I have to store a lot of crawl and log data in a Datastore with an efficient compression ratio.
So far I tried and installed Cassandra, Couchbase, Mysql and an FlatFile format and read the architectual overview of Google Big Table, Hypertable and the LevelDB File Layout.
Cassandra and Couchbase are about 1/5 in disk size of the uncompressed Mysql Database, but I want better results.
So I need a Simple Data Store with high compression features as in vertica, teradata, oracle and sqlserver products. (Page level compression)
The actual flatFile dataSet looks like
/oil_type/gas_station/2014-03/2014-03-05-23.csv
/oil_type/gas_station/2014-03/2014-03-06-00.csv
/oil_type/gas_station/2014-03/2014-03-06-01.csv
Per File are about 400 high redundant entries each about 5kb A File can be compressed from 1722 KB to 39 KB so an compression ratio of 44:1 up to 100:1 depending on the compression chunk size should be possible.
Defining the use case:
I have to poll all relevant gas_station webpages/apis every 30 seconds to get up to the minute pricing information, because it is not possible to write a parser for every gas station, a generic solution is required for index creation. With a database holding all craweld gas station pages a generic parser can easily be developed and backtestet. With this raw data model data loss through broken specific converters should be avoided.
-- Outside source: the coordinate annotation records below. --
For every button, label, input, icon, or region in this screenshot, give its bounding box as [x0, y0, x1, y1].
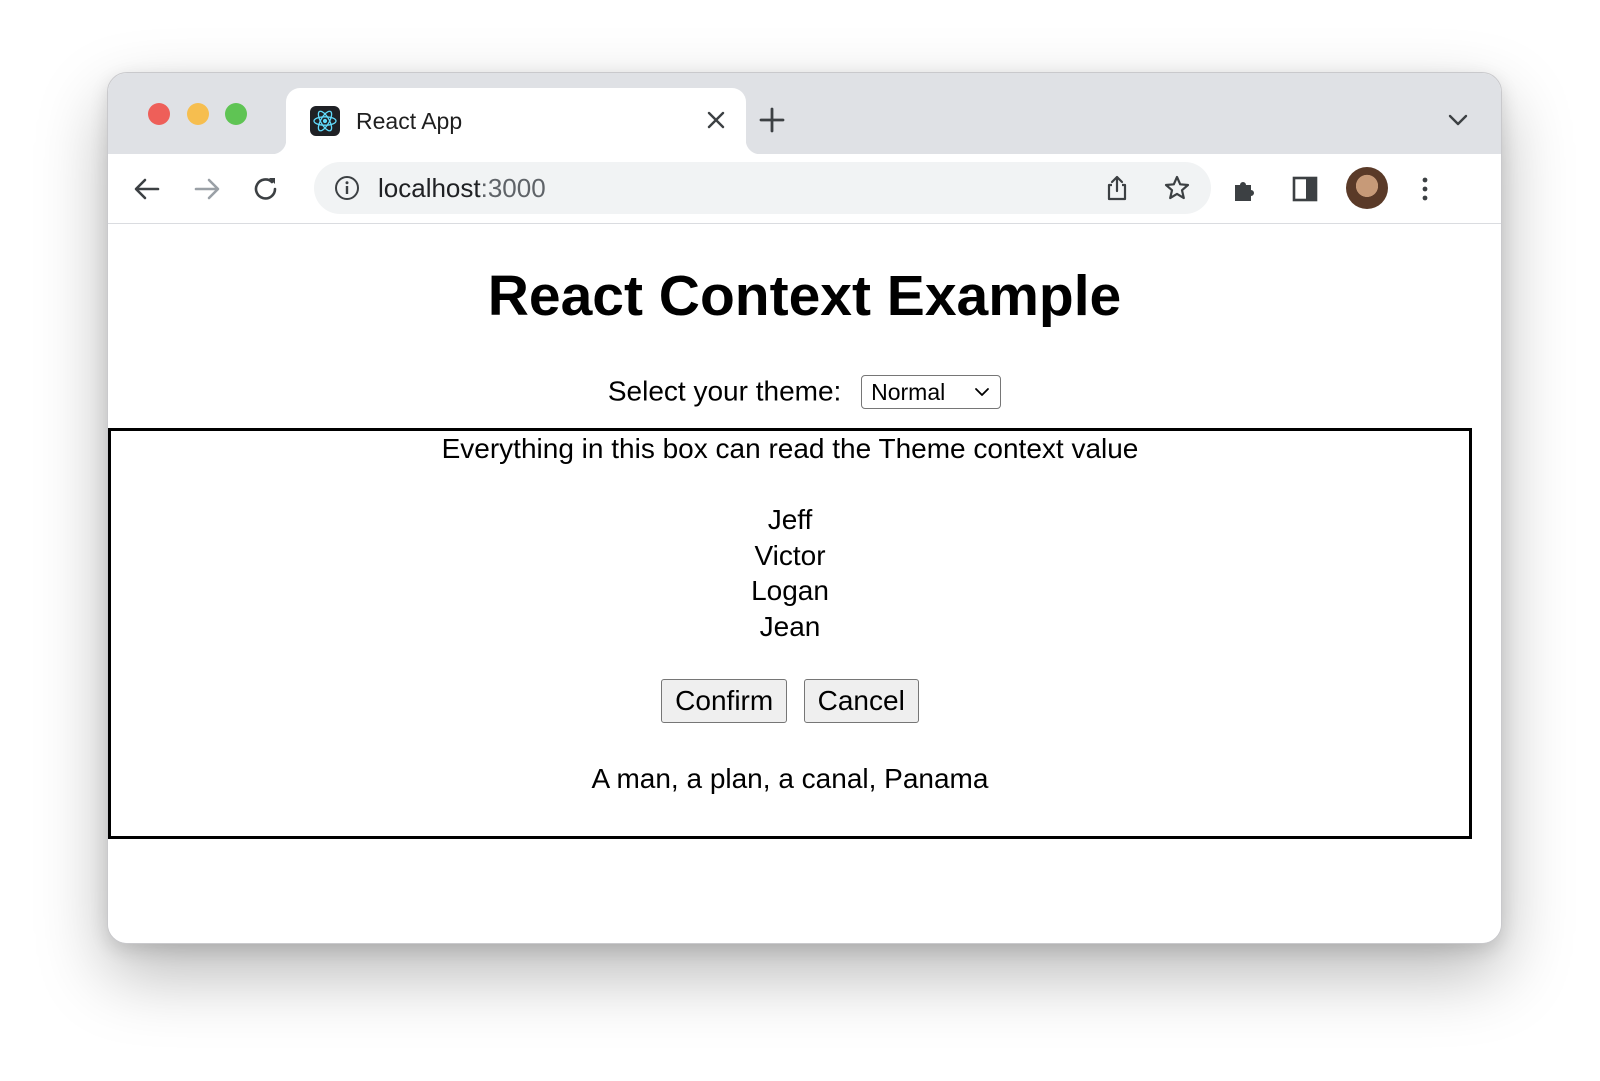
theme-context-box: Everything in this box can read the Them…: [108, 428, 1472, 839]
chevron-down-icon: [975, 387, 990, 396]
tab-strip: React App: [108, 73, 1501, 154]
list-item: Victor: [754, 540, 826, 571]
page-content: React Context Example Select your theme:…: [108, 224, 1501, 943]
url-host: localhost: [378, 173, 481, 203]
minimize-window-button[interactable]: [187, 103, 209, 125]
close-window-button[interactable]: [148, 103, 170, 125]
site-info-icon[interactable]: [334, 175, 360, 201]
side-panel-icon[interactable]: [1290, 174, 1320, 204]
browser-window: React App localhost:3000 React Context E…: [107, 72, 1502, 944]
palindrome-text: A man, a plan, a canal, Panama: [591, 763, 989, 794]
address-url[interactable]: localhost:3000: [378, 173, 546, 203]
cancel-button[interactable]: Cancel: [803, 679, 919, 723]
theme-selector-row: Select your theme: Normal: [108, 370, 1501, 412]
profile-avatar[interactable]: [1346, 167, 1388, 209]
list-item: Jean: [759, 611, 821, 642]
url-port: :3000: [480, 173, 546, 203]
page-title: React Context Example: [487, 264, 1122, 328]
react-logo-icon: [310, 106, 340, 136]
theme-select[interactable]: Normal: [861, 374, 1002, 409]
confirm-button[interactable]: Confirm: [661, 679, 788, 723]
tab-close-icon[interactable]: [704, 108, 728, 132]
tab-search-chevron-down-icon[interactable]: [1447, 111, 1469, 129]
tab-title: React App: [356, 108, 463, 134]
list-item: Logan: [751, 575, 829, 606]
theme-select-value: Normal: [871, 378, 946, 405]
address-bar[interactable]: localhost:3000: [314, 162, 1211, 214]
forward-arrow-icon[interactable]: [192, 174, 222, 204]
back-arrow-icon[interactable]: [132, 174, 162, 204]
button-group: Confirm Cancel: [111, 679, 1469, 723]
list-item: Jeff: [767, 504, 813, 535]
theme-label: Select your theme:: [607, 375, 842, 407]
extensions-puzzle-icon[interactable]: [1230, 174, 1260, 204]
maximize-window-button[interactable]: [225, 103, 247, 125]
bookmark-star-icon[interactable]: [1163, 174, 1191, 202]
reload-icon[interactable]: [251, 174, 281, 204]
share-icon[interactable]: [1104, 174, 1130, 202]
context-box-intro: Everything in this box can read the Them…: [441, 433, 1139, 464]
new-tab-plus-icon[interactable]: [758, 106, 786, 134]
browser-toolbar: localhost:3000: [108, 154, 1501, 224]
tab-react-app[interactable]: React App: [272, 88, 760, 154]
more-options-icon[interactable]: [1410, 174, 1440, 204]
With keys like "oil_type-gas_station-timestamp-content", its easy and efficient to compare two gas_station pricings over time. For reading a Time Serie that is smaller then the compression chunk size only 2 to 4 chunks should be decompressed.
So the following features are optimal:
- SSTables
- Configurable Compression Options (Level,Compression Engine,Chunk Size (from 64kb to 10 MB))
- Range Scans
- Java Bindings
- column datasore for better compression
Nice to have:
- Replication
- Multi Master
- write quorum of 1
- Forward and backward iteration over the data. (to compare two time series)
- configurable replica distribution
- few dependencies
Question:
Wich free Database is able to hold archived data of high redundant crawl data (only a few bytes change) , compresses good and does not use too much time to query a random record. (In opposit to the mysql archive format, that has to decompress the whole table until the requested row)
Maybe there is a log database, that is able to index a lot of log lines and compresses them internaly? (scope of logstash, fluentd, flume)
If someone would know some benchmarks, numbers on this topic it would help a lot, to evaluate the right technology.
I am glad for your help!